The health of your dog depends on a variety of factors, so monitoring their eating habits, activity levels and weight are important ways to keep an eye out for changes that may indicate health issues.
Feeding your dog a balanced diet of high-quality commercial pet foods is essential for his or her health. This includes a balance of water, proteins, fats, carbohydrates, minerals and vitamins.
A diet rich in these nutrients helps your dog maintain and build muscle and nerve function, support his or her immune system, and promote good dental and oral hygiene.
However, your dog’s nutritional needs vary at different stages of life (puppy, adolescent, adult, pregnancy and senior). Your veterinarian is the best source of advice for determining the amount of food and frequency that is appropriate for your specific dog.
Exercise is important for your dog’s health. It tones muscles, helps the body’s metabolic system function properly, and engages your dog’s mind.
While the amount of exercise a dog needs will vary depending on his or her age, breed, weight and other factors, most dogs need to spend at least 30 minutes a day exercising.
Walking is a great way for both you and your dog to get some exercise, but other options include swimming, jogging, skating or cycling. It’s a good idea to check with your vet before trying any new activities.
Getting your dog groomed doesn’t just make them look and smell good, it can also improve their health. Regular brushing and bathing are important to maintaining the health of your pet’s skin, hair, nails, and ears.
Grooming removes dead hair, dirt, dander, and debris from their coat. It decreases the chances of mats forming and helps to keep your home clean.
While grooming can be expensive, it’s a necessary part of keeping your dog healthy and happy. Not only does it help your dog look and feel great, but it also gives you and your pet time to spend together and bond with each other.
Vaccines are health products that trigger protective immune responses in pets and prepare them to fight future infections from disease-causing agents.

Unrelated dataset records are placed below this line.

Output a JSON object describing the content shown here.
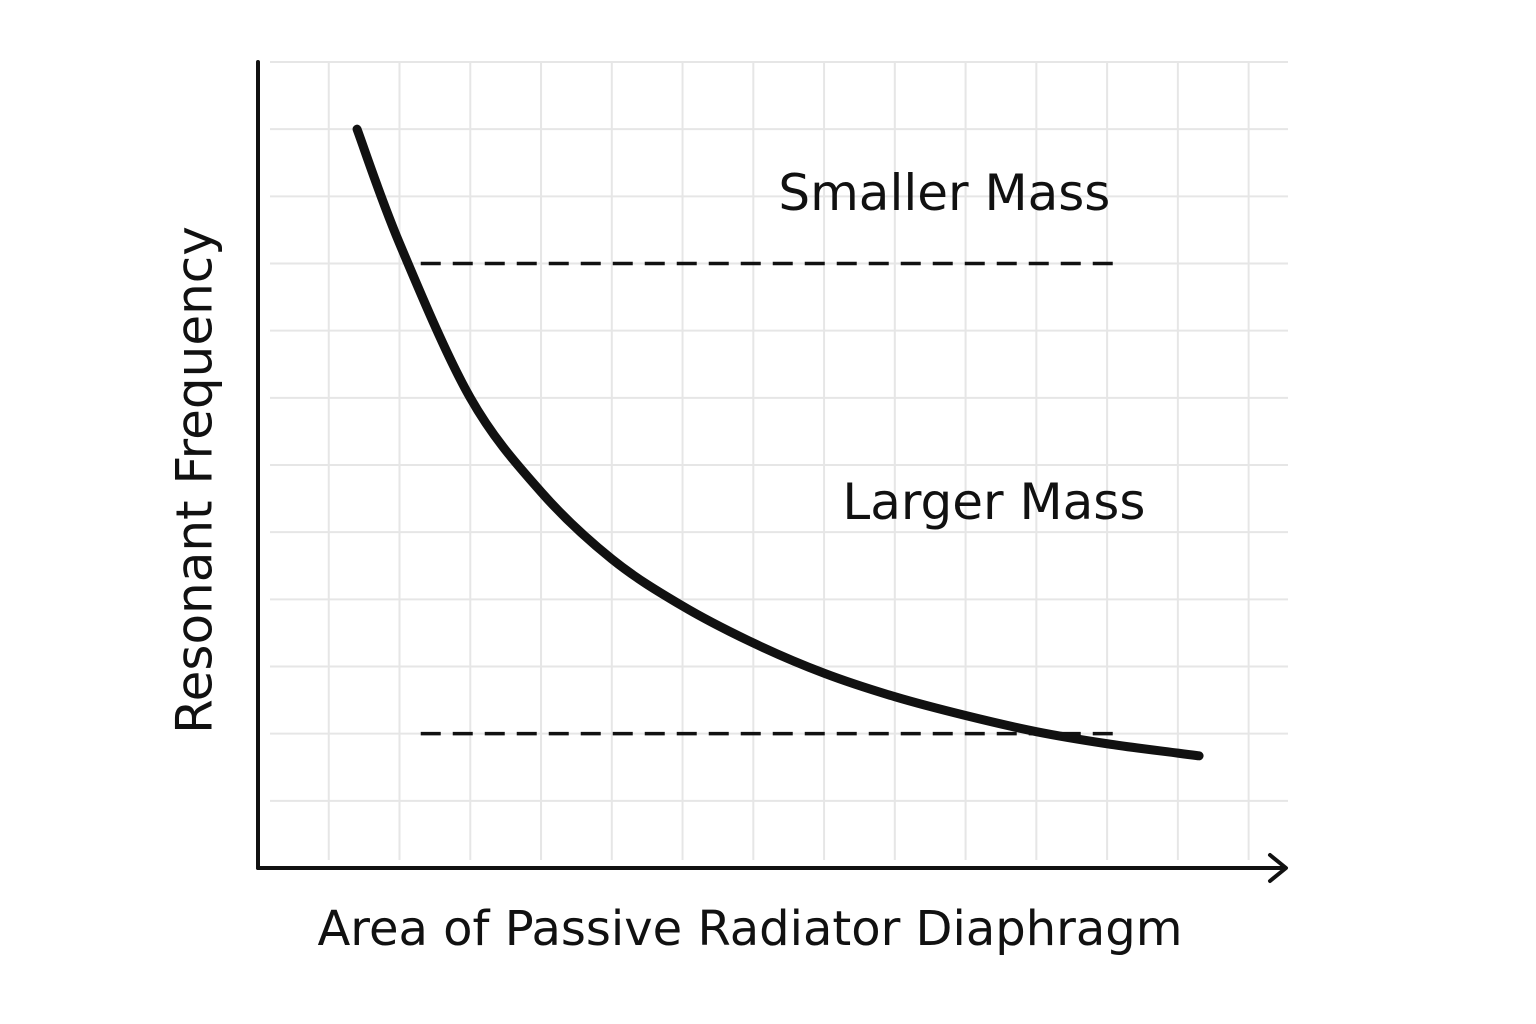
{
  "chart_data": {
    "type": "line",
    "title": "",
    "xlabel": "Area of Passive Radiator Diaphragm",
    "ylabel": "Resonant Frequency",
    "grid": true,
    "xlim": [
      0,
      14.5
    ],
    "ylim": [
      0,
      12
    ],
    "series": [
      {
        "points": [
          [
            1.4,
            11.0
          ],
          [
            2.0,
            9.3
          ],
          [
            3.0,
            7.0
          ],
          [
            4.0,
            5.6
          ],
          [
            5.0,
            4.6
          ],
          [
            6.0,
            3.9
          ],
          [
            7.0,
            3.35
          ],
          [
            8.0,
            2.9
          ],
          [
            9.0,
            2.55
          ],
          [
            10.0,
            2.27
          ],
          [
            11.0,
            2.03
          ],
          [
            12.0,
            1.85
          ],
          [
            13.0,
            1.71
          ],
          [
            13.3,
            1.67
          ]
        ]
      }
    ],
    "reference_lines": [
      {
        "y": 9.0,
        "x_start": 2.3,
        "x_end": 12.2,
        "style": "dashed",
        "color": "#111111"
      },
      {
        "y": 2.0,
        "x_start": 2.3,
        "x_end": 12.2,
        "style": "dashed",
        "color": "#111111"
      }
    ],
    "annotations": [
      {
        "text": "Smaller Mass",
        "x": 9.7,
        "y": 10.0
      },
      {
        "text": "Larger Mass",
        "x": 10.4,
        "y": 5.4
      }
    ],
    "colors": {
      "line": "#111111",
      "axis": "#111111",
      "grid": "#e6e6e6",
      "text": "#111111"
    }
  }
}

They also lessen the severity of future diseases and some can prevent infection altogether.
Some of the most common dog vaccinations include distemper, hepatitis, leptospirosis, parvovirus, and canine influenza.
Vaccines are given in a series of injections and are boostered every six months to one year. They are essential for a healthy pet and can save him or her from serious and costly medical treatment.

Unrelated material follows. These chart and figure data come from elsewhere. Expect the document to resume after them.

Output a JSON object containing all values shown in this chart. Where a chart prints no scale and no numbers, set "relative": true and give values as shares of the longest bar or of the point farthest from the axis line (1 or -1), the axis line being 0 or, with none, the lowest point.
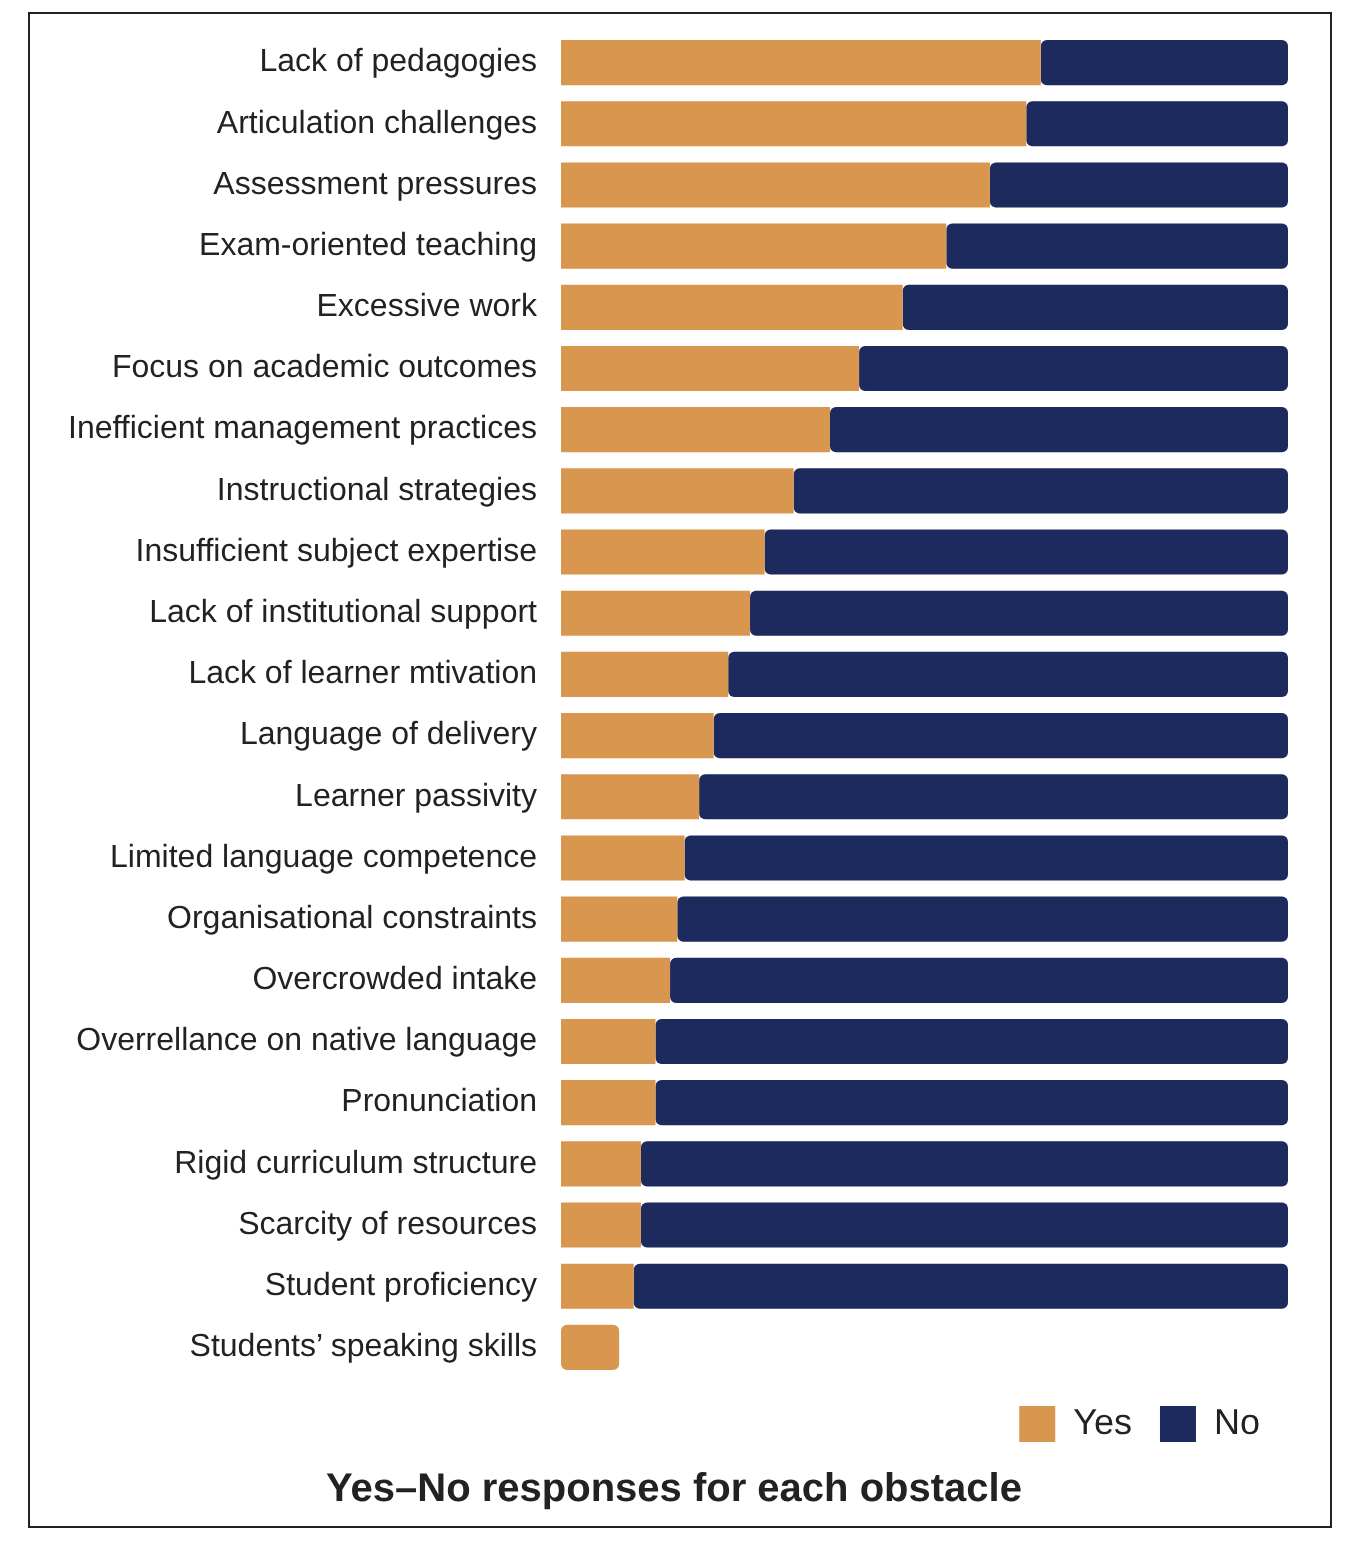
{
  "chart_data": {
    "type": "bar",
    "orientation": "horizontal",
    "stacked": true,
    "relative": true,
    "title": "Yes–No responses for each obstacle",
    "legend": "bottom right",
    "categories": [
      "Lack of pedagogies",
      "Articulation challenges",
      "Assessment pressures",
      "Exam-oriented teaching",
      "Excessive work",
      "Focus on academic outcomes",
      "Inefficient management practices",
      "Instructional strategies",
      "Insufficient subject expertise",
      "Lack of institutional support",
      "Lack of learner mtivation",
      "Language of delivery",
      "Learner passivity",
      "Limited language competence",
      "Organisational constraints",
      "Overcrowded intake",
      "Overrellance on native language",
      "Pronunciation",
      "Rigid curriculum structure",
      "Scarcity of resources",
      "Student proficiency",
      "Students’ speaking skills"
    ],
    "series": [
      {
        "name": "Yes",
        "color": "#d9964f",
        "values": [
          0.66,
          0.64,
          0.59,
          0.53,
          0.47,
          0.41,
          0.37,
          0.32,
          0.28,
          0.26,
          0.23,
          0.21,
          0.19,
          0.17,
          0.16,
          0.15,
          0.13,
          0.13,
          0.11,
          0.11,
          0.1,
          0.08
        ]
      },
      {
        "name": "No",
        "color": "#1c2a5e",
        "values": [
          0.34,
          0.36,
          0.41,
          0.47,
          0.53,
          0.59,
          0.63,
          0.68,
          0.72,
          0.74,
          0.77,
          0.79,
          0.81,
          0.83,
          0.84,
          0.85,
          0.87,
          0.87,
          0.89,
          0.89,
          0.9,
          null
        ]
      }
    ]
  }
}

If you own a dog, it’s important to know that parasites can be very harmful. Not only can they make other medical conditions worse, but they also interfere with your dog’s natural ability to fight off infections.

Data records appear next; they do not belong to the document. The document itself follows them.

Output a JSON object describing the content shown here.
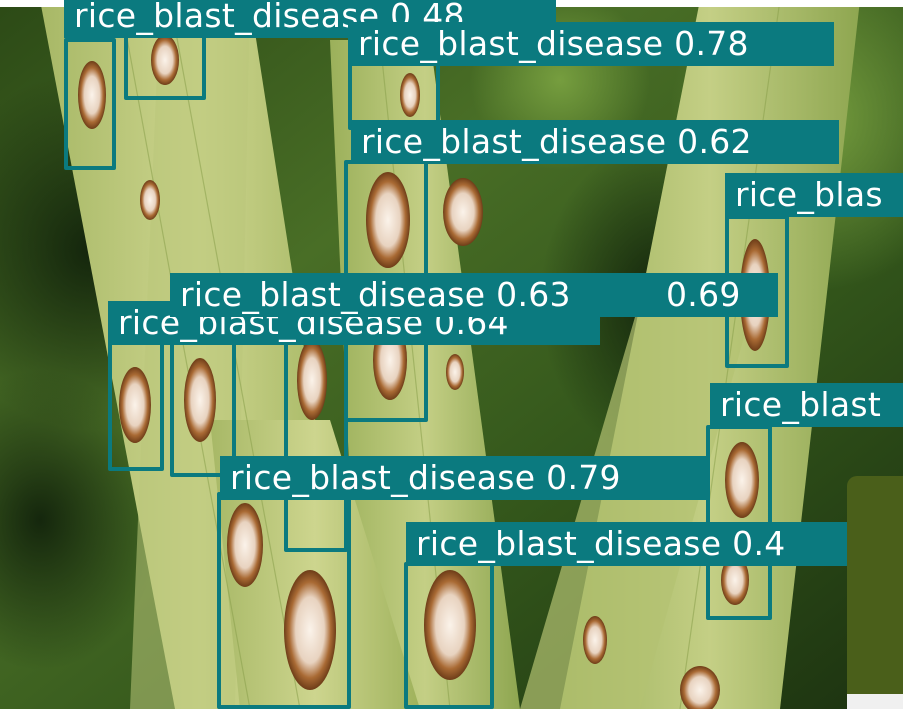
{
  "image": {
    "description_icon": "rice-leaf-photo",
    "colors": {
      "box": "#0b7a7f",
      "label_text": "#ffffff",
      "panel": "#4a5f1a"
    }
  },
  "detections": [
    {
      "label": "rice_blast_disease",
      "score": "0.48",
      "text": "rice_blast_disease 0.48"
    },
    {
      "label": "rice_blast_disease",
      "score": "0.78",
      "text": "rice_blast_disease 0.78"
    },
    {
      "label": "rice_blast_disease",
      "score": "0.62",
      "text": "rice_blast_disease 0.62"
    },
    {
      "label": "rice_blast_disease",
      "score": "",
      "text": "rice_blas"
    },
    {
      "label": "rice_blast_disease",
      "score": "0.63",
      "text": "rice_blast_disease 0.63"
    },
    {
      "label": "rice_blast_disease",
      "score": "0.69",
      "text": "0.69"
    },
    {
      "label": "rice_blast_disease",
      "score": "0.64",
      "text": "rice_blast_disease 0.64"
    },
    {
      "label": "rice_blast_disease",
      "score": "",
      "text": "rice_blast"
    },
    {
      "label": "rice_blast_disease",
      "score": "0.79",
      "text": "rice_blast_disease 0.79"
    },
    {
      "label": "rice_blast_disease",
      "score": "0.4",
      "text": "rice_blast_disease 0.4"
    }
  ]
}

Intestinal parasites are particularly dangerous. These can eat the lining of your pet’s digestive tract and lead to inflammation, weight loss, and bloating.
Internal parasites can be prevented with routine worming. Your veterinarian will test for them when your puppy is young, and then recommend worming for them several times as they grow up.
Heartworms are a year-round threat to your dog’s health and well-being. They are transmitted by mosquitoes and spread to dogs, cats and ferrets in areas populated by these insects.
When a mosquito bites an infected animal, it picks up an infective larvae, or microfilaria, and carries it to a new host. The infective larvae mature into adult heartworms in approximately six months.
The adult heartworms cause damage to the lungs and heart. This causes coughing and other symptoms such as trouble breathing, shortness of breath, and weight loss.
A healthy weight can make a huge difference in your dog’s quality of life. Not only does obesity have the potential to affect your pet’s energy levels and longevity, but it can also lead to an array of health problems, including joint disease, metabolic disorders, and chronic inflammation.
A good weight management plan begins with a visit to the vet, where they will perform a physical exam. They will listen to heart and breath sounds, assess limb movement, and take x-rays if they think your pet may be suffering from arthritis or other injuries.